The current wave of digital transformation in the banking and financial services industry has succeeded in uncovering higher efficiencies and raising consumer experiences to new heights. The transition, however, has not been consistent across the full banking services footprint. Certain areas, such as loan collections, continue to rely heavily on manual labour and have yet to benefit from advances in digital technology. Credgenics loan collections is an award-winning technology platform that enables banks and other non-banking lenders to completely digitise, automate, and streamline their collection processes from beginning to end.
The SaaS-based platform includes revolutionary digital-first and data-driven features that are exclusive to the collections sector. Credgenics helps lenders to rethink their approach to loan collections in order to minimise NPAs, increase recoveries, and improve operational efficiencies. The platform includes the core capabilities listed below to address various aspects of the loan collections and debt recovery lifecycle.
Amit Sharma, Managing Director & Chief Executive Officer, Satin Housing Finance, on the other hand said that, “Before covid and post-covid, there was a phase in which we all were locked down. So the only recourse to the collection was that we could just speak on the phone. And here comes the technology where the eNACH or NACH was running. And we could basically bank on the EMIs if the customers had their account funded. Somewhere technology helped us in getting our money back.”
Satin Housing Finance began with assets of Rs. 226 crores and finished the year with Rs. 317.95 crores, representing 41 per cent percentage growth with zero NPA, thanks to their solid foundation built on good asset quality, strong foundations, ethical and transparent processes. As of March 31, 2022, there are 3585 active loan borrowers spread throughout 19 branches and 2 offices in four states: Rajasthan, Uttar Pradesh, Haryana, and Delhi.

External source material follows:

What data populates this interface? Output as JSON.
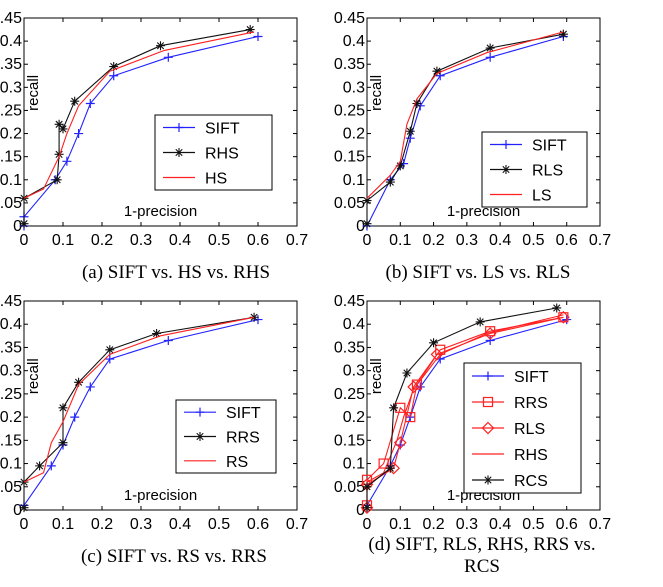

The company recorded total income of Rs. 38.04 crores for the fiscal year ended March 31, 2022, compared to Rs. 29.57 crores for the fiscal year ended March 31, 2021, with a net profit after tax of Rs. 3.03 crores, compared to Rs. 1.37 crores for the fiscal year ended March 31, 2021.
With the COVID-19 wreaking havoc on the market, Satin Housing Finance Limited has adopted a conservative approach to disbursements while still striking a perfect mix of growth and risk management, achieving a 41 per cent increase in AUM. The company adhered to the quality over quantity principle and conducted thorough credit assessments of clients based on cash flows. The firm has an excellent portfolio mix of salaried and SENP customers and has adhered to the primary idea of being a pure home financing provider.
Affordable Housing Finance and Secured Business Loans are very personal businesses. Technology is a helper, but we can never replace human interaction in lending. SHFL is firmly committed to the principle of lending with a personal touch. Although there is a little modification in file processing to meet the new social distance idea, the firm already has a bouquet of products that appeal to a big proportion of urban and rural clientele. SHFL offers its consumers personalised, door-to-door service. SHFL educates customers (mostly salaried and self-employed) on the need of maintaining adequate documentation. SHFL works hard to get insights into consumer demands. Credit evaluation is a difficult undertaking, and client meetings are unavoidable and absolutely necessary before to payout.